Cela signifie donc que la plupart des grands bâtiments construits en 2022 devront présenter une meilleure performance énergétique. Le moment ne pourrait être mieux choisi ; le gouvernement du Québec misera sur les projets d’infrastructures pour relancer son économie amochée par la pandémie.

« La consommation énergétique des bâtiments, ce qu’on nomme l’empreinte carbone opérationnelle, représente une portion significative des émissions de gaz à effet de serre (GES) au Québec. Il faut s’y attaquer si on veut atteindre la carboneutralité au Canada d’ici 2050, comme le souhaite le gouvernement fédéral », pense Eddy Cloutier, directeur développement durable et efficacité énergétique de la firme de génie-conseil Bouthillette Parizeau. 

Réaliser cet objectif impliquera en outre de s’attaquer à l’empreinte carbone intrinsèque des bâtiments, soit les GES émis lors de leur érection. Les matériaux de construction à base de bois massif, comme les poutres et colonnes en lamellé-collé et les dalles de plancher en lamellé-croisé commercialisées par Nordic Structures — une entreprise basée à Montréal, mais associée avec Chantiers Chibougamau, dans le Nord-du-Québec — sont en ce sens plus que jamais incontournables.

Les arbres dont ces produits sont issus sont effectivement des puits de carbone, c’est-à-dire qu’ils ont la propriété de capter et de stocker plus de CO2 de l’atmosphère qu’ils n’en émettent. Le Code national du bâtiment, qui devrait être publié en décembre prochain, autorisera d’ailleurs la construction d’immeubles allant en bois massif jusqu’à 12 étages. Une avancée majeure par rapport à l’ancienne norme de 2010, qui autorisait la construction en bois d’au plus six étages. 

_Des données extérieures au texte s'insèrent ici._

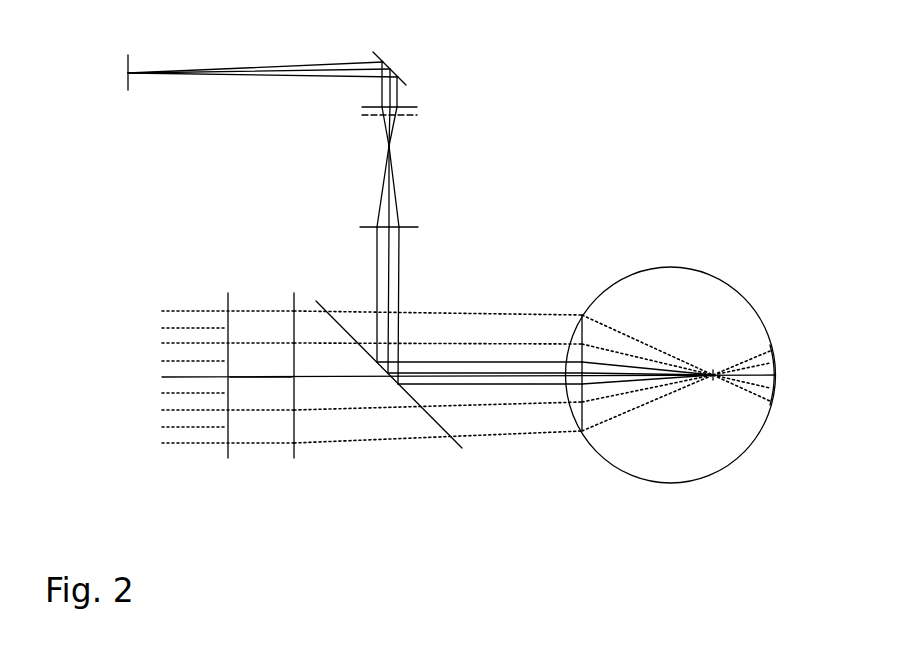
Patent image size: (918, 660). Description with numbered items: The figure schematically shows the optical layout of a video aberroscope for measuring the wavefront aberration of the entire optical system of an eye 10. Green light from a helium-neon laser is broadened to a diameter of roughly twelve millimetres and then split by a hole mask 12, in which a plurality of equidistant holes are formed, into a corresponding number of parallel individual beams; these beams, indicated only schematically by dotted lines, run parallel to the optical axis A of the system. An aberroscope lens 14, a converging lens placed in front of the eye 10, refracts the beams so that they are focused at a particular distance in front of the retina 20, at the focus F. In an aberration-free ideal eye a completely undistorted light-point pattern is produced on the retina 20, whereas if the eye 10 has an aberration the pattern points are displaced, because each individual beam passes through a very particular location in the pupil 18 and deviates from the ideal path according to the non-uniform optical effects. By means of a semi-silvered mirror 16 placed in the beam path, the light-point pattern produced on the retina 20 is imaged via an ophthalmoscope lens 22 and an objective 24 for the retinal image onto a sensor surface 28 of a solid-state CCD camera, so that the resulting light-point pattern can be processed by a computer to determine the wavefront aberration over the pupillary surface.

C’est sans parler des nouvelles normes et certifications qui font leur apparition, comme la Norme des bâtiments à carbone zéro (BCZ), élaborée en 2017 par le Conseil du bâtiment durable du Canada. Et des anciennes qui évoluent, comme la certification LEED. « Aucun ingénieur ne sera pas impliqué d’une manière ou d’une autre dans la décarbonisation des bâtiments. Je le vois au quotidien : de plus en plus de projets imposent désormais des exigences en matière de GES », souligne Eddy Cloutier.

Tout cela est de nature à donner espoir à Francis Allard. « En ce moment, les coûts de construction des projets mis en chantier ne reflètent pas leur coût environnemental réel, qui sont externalisés, constate le président de Ramea. Je souhaite qu’on intègre davantage les performances environnementales dans les critères de sélection des projets, dans une logique d’écoconditionnalité. » Un souhait en voie de se concrétiser ; le gouvernement du Québec a récemment affirmé son intention d’inclure des critères environnementaux dans les critères de sélection des appels d’offres publics.